Operators of a care home whose failings led to the tragic death of a pensioner have been fined £140,000 and ordered to pay £65,000 costs.
The Orders of St John Care Trust Ltd was prosecuted by South Kesteven District Council after Dorothy Spicer (84), formerly of Market Deeping, was left outside for about eight hours in freezing conditions.
Mrs Spicer was found lying face down, conscious but hypothermic, in the grounds of Whitefriars Care Home in Stamford at 5.20am on November 26, 2009.
Lincoln Crown Court heard on Thursday that a complete lack of adequate handover between shifts meant Mrs Spicer was unaccounted for – staff on the day shift assumed the night shift would put her to bed while night shift staff assumed the day shift had already put her to bed.
Judge Michael Heath said: “Mrs Spicer was a very much loved mother and was a very loving lady herself and this is a very sad case indeed.
“I want the family to know I understand how they feel and the sentence no way carries the value of Mrs Spicer’s life as no one can put a value on human life.
“There were corporate and systematic failings which were a significant and substantial cause of Mrs Spicer’s death.”

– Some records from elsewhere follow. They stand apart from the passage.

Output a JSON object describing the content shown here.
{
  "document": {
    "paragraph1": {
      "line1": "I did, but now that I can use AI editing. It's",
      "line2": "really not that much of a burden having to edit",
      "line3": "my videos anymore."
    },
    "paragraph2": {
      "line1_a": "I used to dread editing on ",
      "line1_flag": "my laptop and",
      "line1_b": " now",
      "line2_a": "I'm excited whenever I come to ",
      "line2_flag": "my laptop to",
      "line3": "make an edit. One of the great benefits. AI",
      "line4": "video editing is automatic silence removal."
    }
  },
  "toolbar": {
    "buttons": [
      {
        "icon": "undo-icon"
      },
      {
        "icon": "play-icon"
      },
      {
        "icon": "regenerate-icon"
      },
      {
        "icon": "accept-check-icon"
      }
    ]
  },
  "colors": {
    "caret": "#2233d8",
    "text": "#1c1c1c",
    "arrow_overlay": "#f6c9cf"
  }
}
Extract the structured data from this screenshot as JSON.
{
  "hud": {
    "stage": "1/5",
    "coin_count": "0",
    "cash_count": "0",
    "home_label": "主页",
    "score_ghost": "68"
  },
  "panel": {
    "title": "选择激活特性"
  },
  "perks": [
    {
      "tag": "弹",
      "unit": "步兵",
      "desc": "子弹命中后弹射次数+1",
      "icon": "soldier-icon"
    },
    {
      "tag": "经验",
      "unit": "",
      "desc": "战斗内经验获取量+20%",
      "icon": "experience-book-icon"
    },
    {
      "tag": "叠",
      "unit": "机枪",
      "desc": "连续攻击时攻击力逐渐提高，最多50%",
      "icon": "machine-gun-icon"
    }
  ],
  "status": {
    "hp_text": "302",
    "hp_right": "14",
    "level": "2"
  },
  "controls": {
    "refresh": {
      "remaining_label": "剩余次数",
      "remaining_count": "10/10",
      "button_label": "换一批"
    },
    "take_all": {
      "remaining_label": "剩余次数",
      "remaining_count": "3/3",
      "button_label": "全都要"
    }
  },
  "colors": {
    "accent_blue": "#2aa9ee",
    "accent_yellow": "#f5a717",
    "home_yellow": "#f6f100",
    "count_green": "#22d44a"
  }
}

South Kesteven’s portfolio holder for healthy environment, John Smith said: “We hope that the sentence in the case sends out a clear message that care for the elderly must improve so that avoidable events like the tragic incident involving Mrs Spicer and the suffering which her family have had to endure cannot happen again.”
An inquest in 2012 recorded a narrative verdict that Mrs Spicer died of pneumonia due to decreased mobility following hypothermia and dementia.
During the inquest, the jury heard the last time Mrs Spicer was seen in the home was at 8.30pm on November 25, when she was sitting in a lounge.
Coroner Gordon Ryall said: “To Mrs Spicer’s family the death of their mother in such circumstances has been a great source of sadness. They will never forget that for about eight hours their mother was outside in the cold.”
The Orders of St John Care Trust pleaded guilty at the crown court to failing in its duty to Mrs Spicer.
Trust chief executive Andrew Cheeseborough said: “We made serious mistakes and in light of that I believe that the fine was appropriate.”
One of Mrs Spicer’s daughters, Jane Howard, said evidence at the inquest revealed a catalogue of errors, proving her mother could have “been found many, many times had the right procedures at Whitefriars been followed.”